Open Szigerd opened 9 years ago
I'm assuming you're referring to the new grazer. (The old grazer probably won't be touched much now, and will probably be removed when/if we make the new grazer a little better at the early game.)
The new grazer should already be wary of standard split-kill situations.
The remerging scenario is a little trickier since the server doesn't actually tell us which blobs belong to which user. All blobs have their own ID, name, and color. The best we can do is to assume that cells that are the same color, have the same skin, and have the same name all belong to the same player. I'd hate to make the code overly complex for this, but I think it might be viable to artificially inflate the threat-level of a split blob.
Suggestion accepted. I'll try and make some improvements around this when I get some spare time.

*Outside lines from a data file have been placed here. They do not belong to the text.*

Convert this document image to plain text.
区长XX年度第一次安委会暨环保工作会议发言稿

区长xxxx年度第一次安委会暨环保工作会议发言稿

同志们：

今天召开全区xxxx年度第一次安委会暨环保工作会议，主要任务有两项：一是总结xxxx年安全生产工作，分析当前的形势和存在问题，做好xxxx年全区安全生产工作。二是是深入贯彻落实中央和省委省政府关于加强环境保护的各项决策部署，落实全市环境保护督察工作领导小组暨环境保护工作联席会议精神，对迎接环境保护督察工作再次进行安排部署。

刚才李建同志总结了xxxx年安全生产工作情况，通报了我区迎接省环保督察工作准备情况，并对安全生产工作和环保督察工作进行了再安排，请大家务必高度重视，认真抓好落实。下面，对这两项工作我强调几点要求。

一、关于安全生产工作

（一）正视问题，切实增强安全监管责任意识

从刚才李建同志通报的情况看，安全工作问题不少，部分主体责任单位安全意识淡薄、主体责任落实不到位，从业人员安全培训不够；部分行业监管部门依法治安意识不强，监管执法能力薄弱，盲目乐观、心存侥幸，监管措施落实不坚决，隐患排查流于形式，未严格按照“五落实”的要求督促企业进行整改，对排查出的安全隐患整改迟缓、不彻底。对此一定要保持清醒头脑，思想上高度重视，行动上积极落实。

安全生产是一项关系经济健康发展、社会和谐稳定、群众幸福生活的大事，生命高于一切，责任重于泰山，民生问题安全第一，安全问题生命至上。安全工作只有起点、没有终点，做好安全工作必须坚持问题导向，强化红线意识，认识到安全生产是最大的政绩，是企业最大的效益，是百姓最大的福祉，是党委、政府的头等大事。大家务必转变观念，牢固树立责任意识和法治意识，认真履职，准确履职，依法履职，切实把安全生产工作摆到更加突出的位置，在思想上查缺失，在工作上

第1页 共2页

Thanks for accepting my suggestion. I did not know that the server does not tell us which blobs belong to which user. That makes it more complicated as you pointed out.
As I am interested in the mathematical modelling and your acceptance of my suggestion I feel encouraged to make annother suggestion for early game performance for which I will open annother issue.
@Szigerd If you are interested in the more technical side of agar, check out gcommer's wiki, especially the protocol can help you understand the modelling better. Maybe that gets you more such good ideas.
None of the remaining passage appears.